Emotional resilience is part of the process. Setbacks are common even with excellent medical care. Peer support, counselling, and honest partner dialogue protect relationships when trying extends longer than hoped.

Looking Ahead: Next Steps on Your Timeline

If you are early in trying, focus on accurate fertile window intercourse every one to two days and general preconception health: folic acid, stopping smoking, moderating alcohol, and healthy weight. Revisit testing timelines when your age band suggests GP involvement.

If you are mid-journey with several negative tests, book GP review with cycle history and any home ovulation data. Parallel partner testing saves months. Ask explicitly about thyroid, prolactin, and tubal patency when indicated.

If you already have abnormal results, request fertility clinic referral or second opinion when progress stalls. Bring questions about ovulation induction, surgery, IVF, egg or embryo freezing, or donor options as your diagnosis dictates.

Whatever stage you are at, combine trustworthy reading with clinician guidance tailored to your tests. Population statistics inform urgency; your personal results and goals should drive the final plan.

Frequently Asked Questions

What is the most common cause of female infertility?

Ovulation disorders, especially PCOS, and combined unexplained with male factor are among the most common categories.
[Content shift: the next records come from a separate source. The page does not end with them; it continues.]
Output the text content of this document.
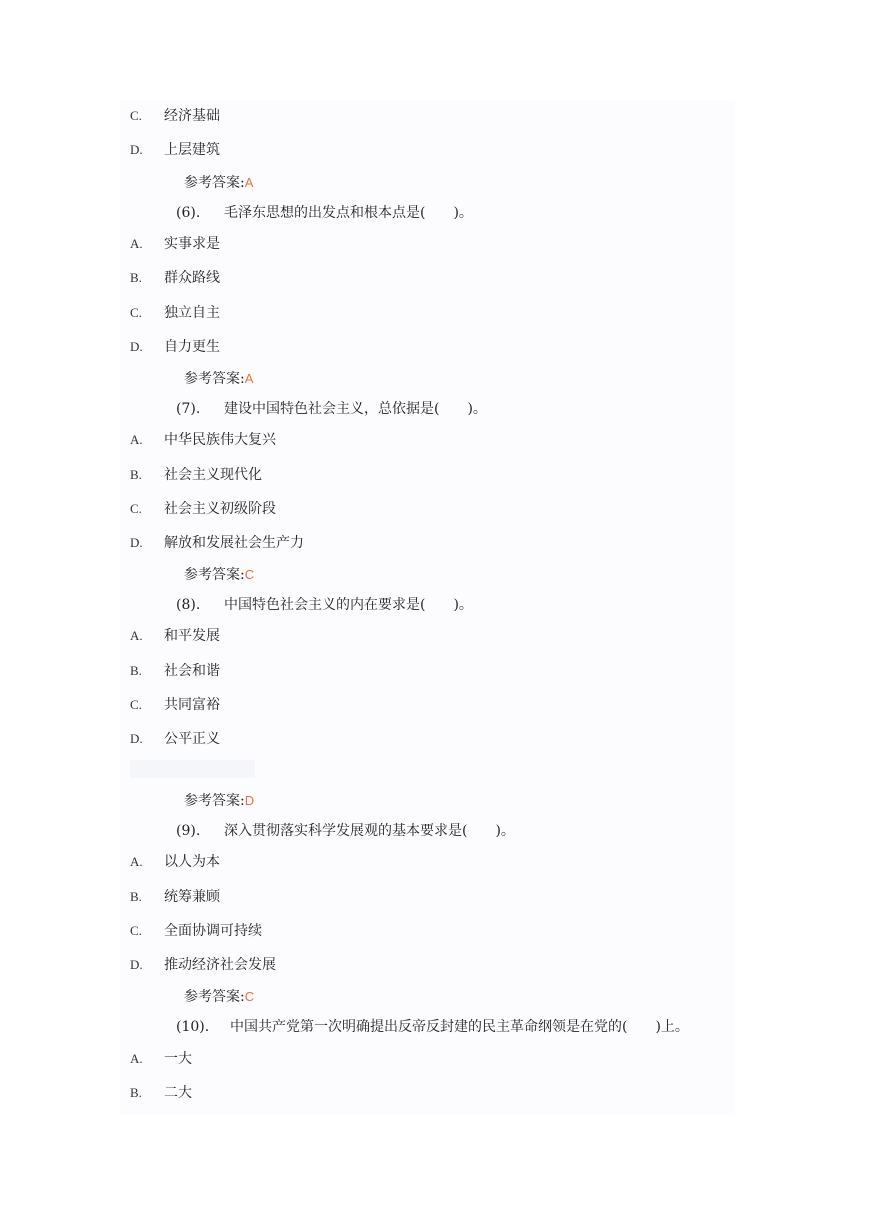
C. 经济基础
D. 上层建筑
参考答案:A
(6). 毛泽东思想的出发点和根本点是(　　)。
A. 实事求是
B. 群众路线
C. 独立自主
D. 自力更生
参考答案:A
(7). 建设中国特色社会主义，总依据是(　　)。
A. 中华民族伟大复兴
B. 社会主义现代化
C. 社会主义初级阶段
D. 解放和发展社会生产力
参考答案:C
(8). 中国特色社会主义的内在要求是(　　)。
A. 和平发展
B. 社会和谐
C. 共同富裕
D. 公平正义
参考答案:D
(9). 深入贯彻落实科学发展观的基本要求是(　　)。
A. 以人为本
B. 统筹兼顾
C. 全面协调可持续
D. 推动经济社会发展
参考答案:C
(10). 中国共产党第一次明确提出反帝反封建的民主革命纲领是在党的(　　)上。
A. 一大
B. 二大
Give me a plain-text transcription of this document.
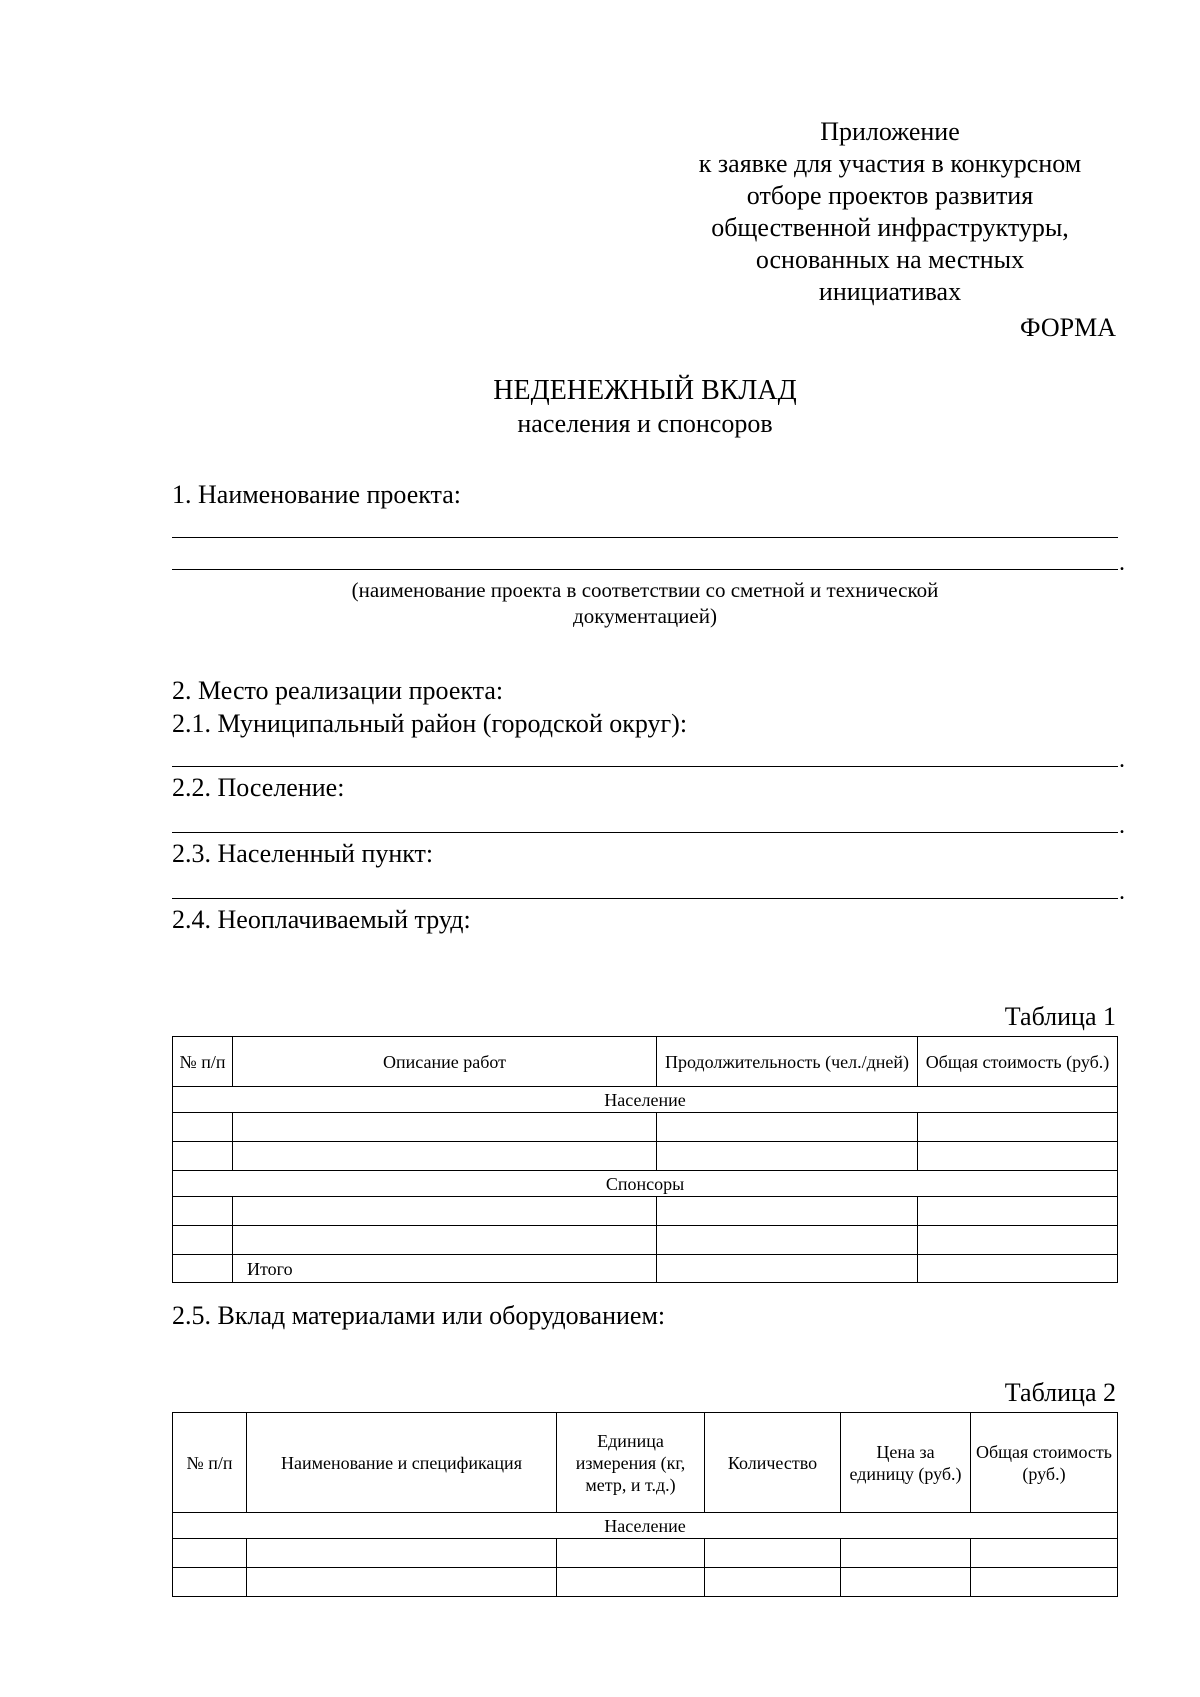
Приложение
к заявке для участия в конкурсном
отборе проектов развития
общественной инфраструктуры,
основанных на местных
инициативах
ФОРМА
НЕДЕНЕЖНЫЙ ВКЛАД
населения и спонсоров
1. Наименование проекта:
.
(наименование проекта в соответствии со сметной и технической документацией)
2. Место реализации проекта:
2.1. Муниципальный район (городской округ):
.
2.2. Поселение:
.
2.3. Населенный пункт:
.
2.4. Неоплачиваемый труд:
Таблица 1
№ п/п	Описание работ	Продолжительность (чел./дней)	Общая стоимость (руб.)
Население			

Спонсоры			

	Итого		
2.5. Вклад материалами или оборудованием:
Таблица 2
№ п/п	Наименование и спецификация	Единица измерения (кг, метр, и т.д.)	Количество	Цена за единицу (руб.)	Общая стоимость (руб.)
Население					
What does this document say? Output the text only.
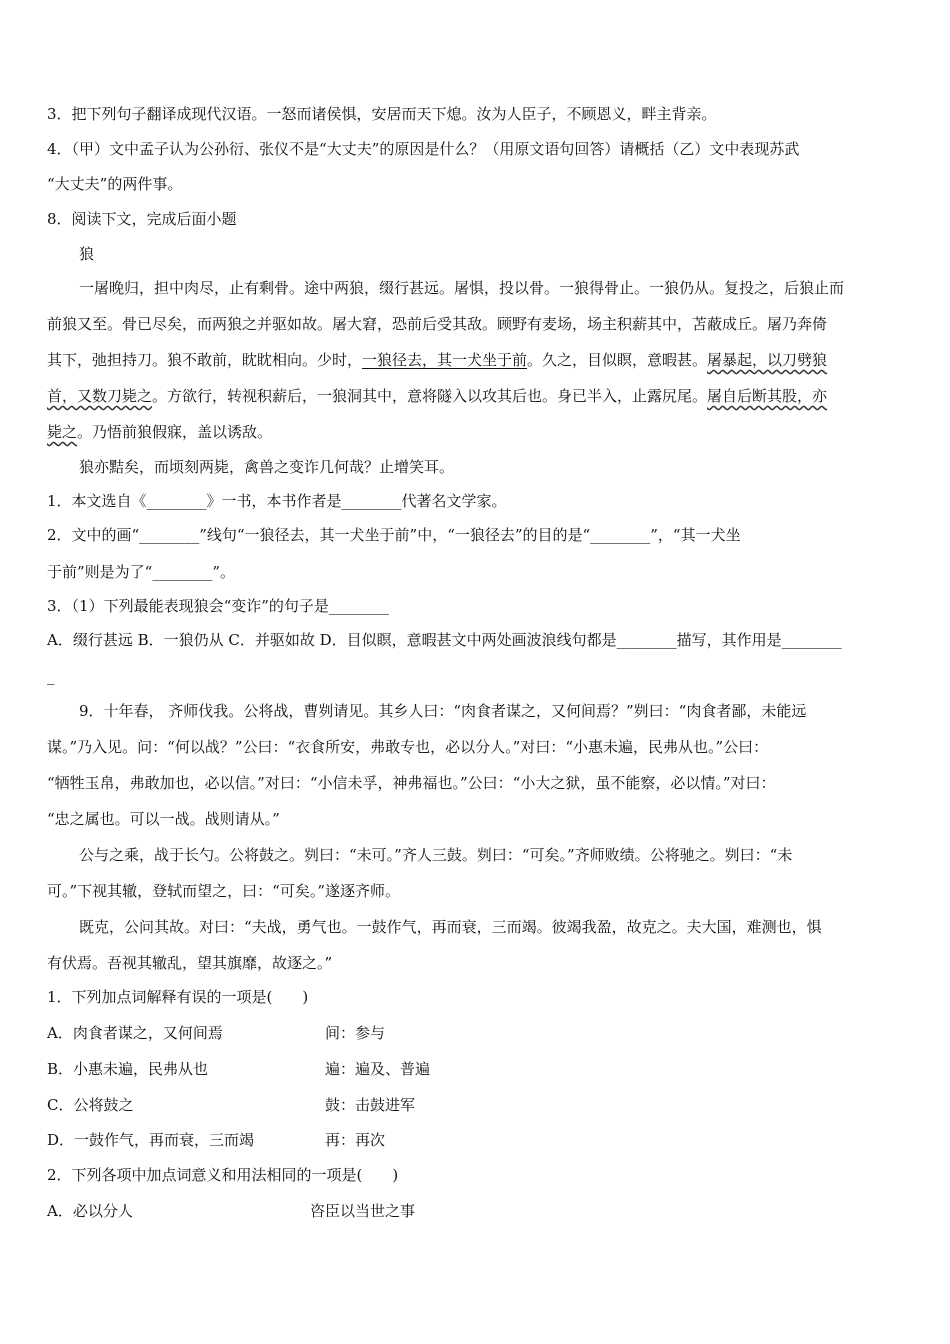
3．把下列句子翻译成现代汉语。一怒而诸侯惧，安居而天下熄。汝为人臣子，不顾恩义，畔主背亲。
4．（甲）文中孟子认为公孙衍、张仪不是“大丈夫”的原因是什么？（用原文语句回答）请概括（乙）文中表现苏武
“大丈夫”的两件事。
8．阅读下文，完成后面小题
狼
一屠晚归，担中肉尽，止有剩骨。途中两狼，缀行甚远。屠惧，投以骨。一狼得骨止。一狼仍从。复投之，后狼止而
前狼又至。骨已尽矣，而两狼之并驱如故。屠大窘，恐前后受其敌。顾野有麦场，场主积薪其中，苫蔽成丘。屠乃奔倚
其下，弛担持刀。狼不敢前，眈眈相向。少时，一狼径去，其一犬坐于前。久之，目似瞑，意暇甚。屠暴起，以刀劈狼
首，又数刀毙之。方欲行，转视积薪后，一狼洞其中，意将隧入以攻其后也。身已半入，止露尻尾。屠自后断其股，亦
毙之。乃悟前狼假寐，盖以诱敌。
狼亦黠矣，而顷刻两毙，禽兽之变诈几何哉？止增笑耳。
1．本文选自《________》一书，本书作者是________代著名文学家。
2．文中的画“________”线句“一狼径去，其一犬坐于前”中，“一狼径去”的目的是“________”，“其一犬坐
于前”则是为了“________”。
3．（1）下列最能表现狼会“变诈”的句子是________
A．缀行甚远 B．一狼仍从 C．并驱如故 D．目似瞑，意暇甚文中两处画波浪线句都是________描写，其作用是________
_
9．十年春， 齐师伐我。公将战，曹刿请见。其乡人曰：“肉食者谋之，又何间焉？”刿曰：“肉食者鄙，未能远
谋。”乃入见。问：“何以战？”公曰：“衣食所安，弗敢专也，必以分人。”对曰：“小惠未遍，民弗从也。”公曰：
“牺牲玉帛，弗敢加也，必以信。”对曰：“小信未孚，神弗福也。”公曰：“小大之狱，虽不能察，必以情。”对曰：
“忠之属也。可以一战。战则请从。”
公与之乘，战于长勺。公将鼓之。刿曰：“未可。”齐人三鼓。刿曰：“可矣。”齐师败绩。公将驰之。刿曰：“未
可。”下视其辙，登轼而望之，曰：“可矣。”遂逐齐师。
既克，公问其故。对曰：“夫战，勇气也。一鼓作气，再而衰，三而竭。彼竭我盈，故克之。夫大国，难测也，惧
有伏焉。吾视其辙乱，望其旗靡，故逐之。”
1．下列加点词解释有误的一项是(　　)
A．肉食者谋之，又何间焉	间：参与
B．小惠未遍，民弗从也	遍：遍及、普遍
C．公将鼓之	鼓：击鼓进军
D．一鼓作气，再而衰，三而竭	再：再次
2．下列各项中加点词意义和用法相同的一项是(　　)
A．必以分人	咨臣以当世之事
Distribution varies by population.

Can you have infertility with regular periods?

Yes. Tubal, uterine, cervical, male, or egg quality factors can exist with regular bleeds.

Does endometriosis always cause infertility?

No. Many with endometriosis conceive naturally. It associates with lower monthly rates in some severity groups.

Can fibroids cause infertility?

Submucosal and cavity-distorting fibroids can. Many asymptomatic fibroids do not.

Is infertility always treatable?

Many causes respond to medication, surgery, or IVF. Some require donor eggs or surrogacy depending on diagnosis and country law.

How long does diagnosis take on NHS?

Varies by trust. Basic tests often complete over several months after GP referral.

Should I see a gynaecologist or fertility clinic?

GP usually refers to fertility clinic after initial tests or when criteria met. Gynaecology handles some surgical causes first.